TOKYO – Japanese chipmaker Renesas Electronics said Sunday that production could take up to a month to resume at a fire-damaged main plant in Hitachinaka, northeast of Tokyo.
But given the many processes in semiconductor manufacturing, it can take up to three months for supply chains to return to normal.
Renesas’ fire could not have come at a worse time for the automotive industry. The industry has been plagued by a global shortage of semiconductors and has reacted to the winter storm in Texas that cut production at NXP Semiconductors and Infineon Technologies, the world’s no. 1 and 3 player in car discs, knocked out.
Renesas is no. 2. It owns about 20% of the stake in microcontrollers and supplies Toyota Motor and Nissan Motor, among others.
The company’s shares fell nearly 5% in Tokyo on Monday morning.
The fire broke out Friday at 2:47 a.m. and took more than five hours to get under control. A production line producing the latest 300mm wafers has been damaged. About two-thirds of the chips produced in the factory are, according to the company, for the automotive industry.
Hidetoshi Shibata, chief executive, told a news conference on Sunday that Renesas would make efforts to resume production within a month. But he acknowledges a “significant” impact on the supply of chips.
“I apologize for the inconvenience and problems caused by this incident,” Shibata said. “We will do everything in our power to reduce the impact, including looking at alternative production,” he said.
But “it is difficult to say whether it is possible to replace production at other factories,” Shibata said.
A separate executive director of Renesas said the company has only about one month’s inventory. An earthquake in February in Fukushima prefecture halted production at the same factory, and stocks were just on the low side.

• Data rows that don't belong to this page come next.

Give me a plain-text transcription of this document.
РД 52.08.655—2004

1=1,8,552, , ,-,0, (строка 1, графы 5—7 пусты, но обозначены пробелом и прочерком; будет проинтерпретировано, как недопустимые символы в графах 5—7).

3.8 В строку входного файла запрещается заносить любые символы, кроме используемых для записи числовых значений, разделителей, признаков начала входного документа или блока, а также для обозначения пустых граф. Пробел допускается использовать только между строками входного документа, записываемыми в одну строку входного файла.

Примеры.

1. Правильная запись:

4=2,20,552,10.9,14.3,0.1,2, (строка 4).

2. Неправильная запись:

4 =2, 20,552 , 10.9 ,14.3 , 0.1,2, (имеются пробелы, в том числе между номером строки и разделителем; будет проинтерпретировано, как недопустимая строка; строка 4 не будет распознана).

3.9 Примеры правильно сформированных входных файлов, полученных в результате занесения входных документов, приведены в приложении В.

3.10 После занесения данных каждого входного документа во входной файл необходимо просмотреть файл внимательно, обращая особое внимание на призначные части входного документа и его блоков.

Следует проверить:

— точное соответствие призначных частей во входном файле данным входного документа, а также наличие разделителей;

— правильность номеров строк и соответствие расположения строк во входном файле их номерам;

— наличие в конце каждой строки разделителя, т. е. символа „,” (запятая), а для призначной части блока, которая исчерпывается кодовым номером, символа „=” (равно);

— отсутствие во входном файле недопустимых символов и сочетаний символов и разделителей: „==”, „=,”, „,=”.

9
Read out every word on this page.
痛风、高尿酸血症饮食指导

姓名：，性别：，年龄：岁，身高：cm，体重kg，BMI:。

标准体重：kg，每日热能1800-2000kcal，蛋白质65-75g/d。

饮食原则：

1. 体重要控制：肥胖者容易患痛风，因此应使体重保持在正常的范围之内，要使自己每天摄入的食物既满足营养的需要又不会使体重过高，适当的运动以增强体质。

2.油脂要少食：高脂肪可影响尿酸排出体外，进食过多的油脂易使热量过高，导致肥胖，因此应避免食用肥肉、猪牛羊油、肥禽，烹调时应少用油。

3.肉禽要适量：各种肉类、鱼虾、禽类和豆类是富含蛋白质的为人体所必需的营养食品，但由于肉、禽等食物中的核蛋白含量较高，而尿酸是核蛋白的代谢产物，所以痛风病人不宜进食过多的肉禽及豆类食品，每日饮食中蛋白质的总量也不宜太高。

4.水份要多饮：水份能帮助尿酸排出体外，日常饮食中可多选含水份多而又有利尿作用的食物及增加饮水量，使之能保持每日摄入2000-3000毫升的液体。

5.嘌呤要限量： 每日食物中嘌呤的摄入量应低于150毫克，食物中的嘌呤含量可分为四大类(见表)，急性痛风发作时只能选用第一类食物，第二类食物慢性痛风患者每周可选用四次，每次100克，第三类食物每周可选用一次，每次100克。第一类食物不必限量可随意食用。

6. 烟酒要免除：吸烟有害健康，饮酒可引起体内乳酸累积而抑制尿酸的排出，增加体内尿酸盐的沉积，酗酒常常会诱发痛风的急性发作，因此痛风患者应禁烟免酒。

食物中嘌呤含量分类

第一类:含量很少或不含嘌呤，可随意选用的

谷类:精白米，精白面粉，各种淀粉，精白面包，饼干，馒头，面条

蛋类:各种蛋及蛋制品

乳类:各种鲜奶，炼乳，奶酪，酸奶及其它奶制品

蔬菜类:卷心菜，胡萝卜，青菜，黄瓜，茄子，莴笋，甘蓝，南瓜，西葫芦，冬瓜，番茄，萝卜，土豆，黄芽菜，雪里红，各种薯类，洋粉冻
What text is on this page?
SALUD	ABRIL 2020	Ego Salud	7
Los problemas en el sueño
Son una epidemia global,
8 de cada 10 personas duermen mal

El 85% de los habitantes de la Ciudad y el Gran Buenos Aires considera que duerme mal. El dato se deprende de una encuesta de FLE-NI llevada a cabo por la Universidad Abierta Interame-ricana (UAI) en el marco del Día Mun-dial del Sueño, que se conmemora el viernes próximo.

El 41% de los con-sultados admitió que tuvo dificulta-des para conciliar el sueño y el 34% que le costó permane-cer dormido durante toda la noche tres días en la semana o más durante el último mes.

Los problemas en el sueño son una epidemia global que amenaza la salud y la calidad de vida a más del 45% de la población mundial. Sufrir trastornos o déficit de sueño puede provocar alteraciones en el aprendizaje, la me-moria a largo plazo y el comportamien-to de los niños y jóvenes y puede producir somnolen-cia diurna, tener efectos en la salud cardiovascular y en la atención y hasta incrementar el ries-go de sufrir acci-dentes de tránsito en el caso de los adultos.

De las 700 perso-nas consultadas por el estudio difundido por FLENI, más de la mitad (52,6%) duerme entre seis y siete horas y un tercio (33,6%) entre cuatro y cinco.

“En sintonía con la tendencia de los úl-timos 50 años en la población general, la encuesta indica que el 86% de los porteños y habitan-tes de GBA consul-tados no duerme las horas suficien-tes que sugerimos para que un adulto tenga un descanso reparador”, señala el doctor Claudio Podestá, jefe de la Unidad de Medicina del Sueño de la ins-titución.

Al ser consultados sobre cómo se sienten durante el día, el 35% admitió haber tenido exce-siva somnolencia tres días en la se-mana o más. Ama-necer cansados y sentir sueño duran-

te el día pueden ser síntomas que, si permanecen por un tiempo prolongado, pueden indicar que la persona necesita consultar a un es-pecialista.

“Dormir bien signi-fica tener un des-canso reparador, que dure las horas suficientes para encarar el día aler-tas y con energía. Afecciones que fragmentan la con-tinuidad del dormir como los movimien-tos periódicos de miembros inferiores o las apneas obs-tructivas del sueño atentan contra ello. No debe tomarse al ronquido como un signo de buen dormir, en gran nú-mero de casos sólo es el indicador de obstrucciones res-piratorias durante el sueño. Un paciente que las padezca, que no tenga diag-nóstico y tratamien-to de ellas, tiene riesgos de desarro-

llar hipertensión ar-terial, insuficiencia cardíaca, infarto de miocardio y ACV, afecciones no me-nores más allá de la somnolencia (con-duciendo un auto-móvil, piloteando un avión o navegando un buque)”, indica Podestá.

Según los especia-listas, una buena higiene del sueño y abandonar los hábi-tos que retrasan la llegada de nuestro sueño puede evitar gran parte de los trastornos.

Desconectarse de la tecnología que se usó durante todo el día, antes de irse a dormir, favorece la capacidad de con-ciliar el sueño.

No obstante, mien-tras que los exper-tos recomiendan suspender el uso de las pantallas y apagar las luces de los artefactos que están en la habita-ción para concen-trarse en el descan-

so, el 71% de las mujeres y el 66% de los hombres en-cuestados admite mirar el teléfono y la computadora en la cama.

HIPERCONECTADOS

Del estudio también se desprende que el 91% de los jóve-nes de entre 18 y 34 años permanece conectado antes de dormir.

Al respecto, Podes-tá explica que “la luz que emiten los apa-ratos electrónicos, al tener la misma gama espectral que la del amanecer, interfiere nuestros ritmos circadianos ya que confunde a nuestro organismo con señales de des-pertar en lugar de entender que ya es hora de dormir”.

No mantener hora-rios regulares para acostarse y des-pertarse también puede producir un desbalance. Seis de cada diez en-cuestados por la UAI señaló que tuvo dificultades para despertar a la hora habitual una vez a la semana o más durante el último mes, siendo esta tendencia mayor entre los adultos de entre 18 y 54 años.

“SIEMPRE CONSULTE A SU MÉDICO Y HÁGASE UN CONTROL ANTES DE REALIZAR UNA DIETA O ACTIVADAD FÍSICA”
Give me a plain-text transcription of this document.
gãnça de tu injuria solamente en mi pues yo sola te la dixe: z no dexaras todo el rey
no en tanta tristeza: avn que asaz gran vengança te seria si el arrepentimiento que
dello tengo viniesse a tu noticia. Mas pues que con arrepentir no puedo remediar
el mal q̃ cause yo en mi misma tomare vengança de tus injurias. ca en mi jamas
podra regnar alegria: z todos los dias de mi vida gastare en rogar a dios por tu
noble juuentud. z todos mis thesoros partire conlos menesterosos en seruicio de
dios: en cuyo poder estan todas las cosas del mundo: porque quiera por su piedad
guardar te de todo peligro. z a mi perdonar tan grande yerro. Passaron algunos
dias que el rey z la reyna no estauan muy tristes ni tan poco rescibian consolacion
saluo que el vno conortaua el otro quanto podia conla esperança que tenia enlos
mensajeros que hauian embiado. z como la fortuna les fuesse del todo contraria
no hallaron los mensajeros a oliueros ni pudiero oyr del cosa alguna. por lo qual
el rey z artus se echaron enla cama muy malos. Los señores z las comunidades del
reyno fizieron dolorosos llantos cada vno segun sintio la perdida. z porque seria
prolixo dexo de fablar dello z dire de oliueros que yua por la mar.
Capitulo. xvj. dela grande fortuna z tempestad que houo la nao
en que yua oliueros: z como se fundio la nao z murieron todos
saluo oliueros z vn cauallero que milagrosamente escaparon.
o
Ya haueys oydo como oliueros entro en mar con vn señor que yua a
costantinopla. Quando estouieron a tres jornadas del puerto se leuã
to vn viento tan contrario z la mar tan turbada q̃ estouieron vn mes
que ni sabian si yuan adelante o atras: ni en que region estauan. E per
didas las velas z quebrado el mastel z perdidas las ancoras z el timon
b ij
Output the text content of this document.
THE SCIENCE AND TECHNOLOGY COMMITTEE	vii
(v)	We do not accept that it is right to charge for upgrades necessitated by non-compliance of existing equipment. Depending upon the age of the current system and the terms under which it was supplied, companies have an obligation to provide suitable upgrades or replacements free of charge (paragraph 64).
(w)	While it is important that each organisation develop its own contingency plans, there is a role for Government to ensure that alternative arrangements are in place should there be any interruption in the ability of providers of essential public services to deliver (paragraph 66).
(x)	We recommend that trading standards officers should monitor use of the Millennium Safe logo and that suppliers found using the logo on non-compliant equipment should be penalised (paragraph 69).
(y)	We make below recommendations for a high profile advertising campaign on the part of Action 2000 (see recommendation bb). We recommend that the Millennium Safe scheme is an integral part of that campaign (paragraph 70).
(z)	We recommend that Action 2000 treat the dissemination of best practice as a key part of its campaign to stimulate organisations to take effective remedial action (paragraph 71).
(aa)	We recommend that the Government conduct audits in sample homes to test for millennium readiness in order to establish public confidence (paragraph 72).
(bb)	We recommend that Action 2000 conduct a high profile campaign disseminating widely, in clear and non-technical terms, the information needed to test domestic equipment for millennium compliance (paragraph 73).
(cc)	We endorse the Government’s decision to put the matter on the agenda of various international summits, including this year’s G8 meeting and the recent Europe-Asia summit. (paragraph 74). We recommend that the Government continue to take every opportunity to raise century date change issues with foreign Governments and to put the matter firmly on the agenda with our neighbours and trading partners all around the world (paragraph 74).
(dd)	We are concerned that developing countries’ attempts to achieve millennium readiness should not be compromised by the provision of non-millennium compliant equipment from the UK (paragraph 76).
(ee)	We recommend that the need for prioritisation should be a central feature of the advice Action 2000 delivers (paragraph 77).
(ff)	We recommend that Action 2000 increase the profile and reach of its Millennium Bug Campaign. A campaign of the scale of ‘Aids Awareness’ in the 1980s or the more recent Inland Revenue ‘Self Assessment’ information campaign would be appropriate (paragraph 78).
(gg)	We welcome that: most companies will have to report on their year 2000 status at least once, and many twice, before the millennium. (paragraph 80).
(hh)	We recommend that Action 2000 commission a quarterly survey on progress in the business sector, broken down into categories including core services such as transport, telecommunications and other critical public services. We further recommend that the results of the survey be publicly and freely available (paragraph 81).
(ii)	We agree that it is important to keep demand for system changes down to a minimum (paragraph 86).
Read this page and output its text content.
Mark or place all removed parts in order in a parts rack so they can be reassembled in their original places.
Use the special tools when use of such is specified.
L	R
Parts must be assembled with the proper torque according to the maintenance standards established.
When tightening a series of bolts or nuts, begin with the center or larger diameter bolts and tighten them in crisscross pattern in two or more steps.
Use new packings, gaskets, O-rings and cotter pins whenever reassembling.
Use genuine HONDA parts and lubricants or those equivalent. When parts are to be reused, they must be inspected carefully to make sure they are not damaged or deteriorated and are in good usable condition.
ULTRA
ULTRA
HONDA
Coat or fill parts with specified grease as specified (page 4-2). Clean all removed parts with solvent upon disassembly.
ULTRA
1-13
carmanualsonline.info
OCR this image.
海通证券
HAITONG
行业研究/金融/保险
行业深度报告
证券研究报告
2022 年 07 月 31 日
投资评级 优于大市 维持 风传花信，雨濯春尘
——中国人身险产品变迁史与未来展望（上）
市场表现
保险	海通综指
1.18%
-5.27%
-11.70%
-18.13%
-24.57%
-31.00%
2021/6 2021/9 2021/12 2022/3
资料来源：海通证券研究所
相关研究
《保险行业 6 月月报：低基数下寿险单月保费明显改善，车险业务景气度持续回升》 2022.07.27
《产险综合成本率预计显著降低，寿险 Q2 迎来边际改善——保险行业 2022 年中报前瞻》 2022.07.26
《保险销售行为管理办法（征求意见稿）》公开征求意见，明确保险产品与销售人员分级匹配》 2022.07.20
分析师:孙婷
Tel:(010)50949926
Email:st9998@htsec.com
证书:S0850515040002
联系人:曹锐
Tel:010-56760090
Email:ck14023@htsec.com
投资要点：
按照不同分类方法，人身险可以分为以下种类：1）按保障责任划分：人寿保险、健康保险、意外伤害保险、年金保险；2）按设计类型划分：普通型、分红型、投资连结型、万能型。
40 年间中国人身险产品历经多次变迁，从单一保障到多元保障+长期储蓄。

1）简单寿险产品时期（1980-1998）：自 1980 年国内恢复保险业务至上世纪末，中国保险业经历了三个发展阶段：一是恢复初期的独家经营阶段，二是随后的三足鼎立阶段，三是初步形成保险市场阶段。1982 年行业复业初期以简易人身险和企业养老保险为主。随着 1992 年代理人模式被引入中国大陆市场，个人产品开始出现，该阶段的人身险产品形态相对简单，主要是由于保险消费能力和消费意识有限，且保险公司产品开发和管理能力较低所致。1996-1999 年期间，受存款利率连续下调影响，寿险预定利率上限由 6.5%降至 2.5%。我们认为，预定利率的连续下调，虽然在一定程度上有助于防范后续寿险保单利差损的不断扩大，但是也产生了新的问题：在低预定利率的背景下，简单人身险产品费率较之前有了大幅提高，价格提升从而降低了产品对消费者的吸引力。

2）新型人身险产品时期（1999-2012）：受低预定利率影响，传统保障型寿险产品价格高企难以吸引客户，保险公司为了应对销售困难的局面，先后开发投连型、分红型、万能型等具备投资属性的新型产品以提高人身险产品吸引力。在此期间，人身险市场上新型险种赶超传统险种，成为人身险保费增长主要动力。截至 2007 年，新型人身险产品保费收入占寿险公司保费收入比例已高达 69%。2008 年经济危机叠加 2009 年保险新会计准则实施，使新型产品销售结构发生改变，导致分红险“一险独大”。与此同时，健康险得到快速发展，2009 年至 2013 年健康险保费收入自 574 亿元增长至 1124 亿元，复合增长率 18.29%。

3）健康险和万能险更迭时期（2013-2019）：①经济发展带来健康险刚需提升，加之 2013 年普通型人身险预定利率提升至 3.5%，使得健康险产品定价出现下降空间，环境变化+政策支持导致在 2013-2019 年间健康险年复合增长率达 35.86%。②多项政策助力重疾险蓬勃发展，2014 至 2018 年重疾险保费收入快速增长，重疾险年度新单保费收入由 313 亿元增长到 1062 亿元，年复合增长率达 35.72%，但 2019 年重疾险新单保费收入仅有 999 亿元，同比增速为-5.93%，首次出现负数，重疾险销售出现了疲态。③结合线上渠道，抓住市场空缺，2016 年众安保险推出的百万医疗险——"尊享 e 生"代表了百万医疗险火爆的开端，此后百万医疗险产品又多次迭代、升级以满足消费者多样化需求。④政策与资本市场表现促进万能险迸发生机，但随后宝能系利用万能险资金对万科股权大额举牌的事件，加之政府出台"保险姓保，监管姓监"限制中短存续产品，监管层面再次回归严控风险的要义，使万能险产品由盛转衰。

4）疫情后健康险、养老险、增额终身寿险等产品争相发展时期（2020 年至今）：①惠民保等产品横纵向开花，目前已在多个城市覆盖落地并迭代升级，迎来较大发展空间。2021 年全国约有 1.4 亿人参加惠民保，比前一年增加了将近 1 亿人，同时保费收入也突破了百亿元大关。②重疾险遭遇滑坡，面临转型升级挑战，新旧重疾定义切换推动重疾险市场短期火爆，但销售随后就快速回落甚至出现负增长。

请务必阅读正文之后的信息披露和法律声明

A representative of a trading house told Nikkei that along with the stock held by distributors, there may be two to three months of chips available. It will be a race against the clock.
“Car manufacturers have almost no inventory themselves,” the dealership representative said. “Once it’s gone, the impact will be felt.”
The fire damaged 11 machine builders and affected about 5% of the clean room on the first floor of the building, or 600 square meters. A similar beauty room on the second floor remained intact, but the company says it can only resume production once the first floor has been repaired.
Shibata said he feared the fire would have a major impact on the chip supply. About 50 people from car manufacturers and customers came to help replace the damaged machinery, he said.
A car is manufactured from about 30,000 parts. Car manufacturers have consolidated orders from fewer suppliers to save costs, but this has increased the dependence on certain partners, making them vulnerable to such downtime.
A decline in car production could hamper a much-needed recovery of the world economy in general as the world prepares to return from COVID-19.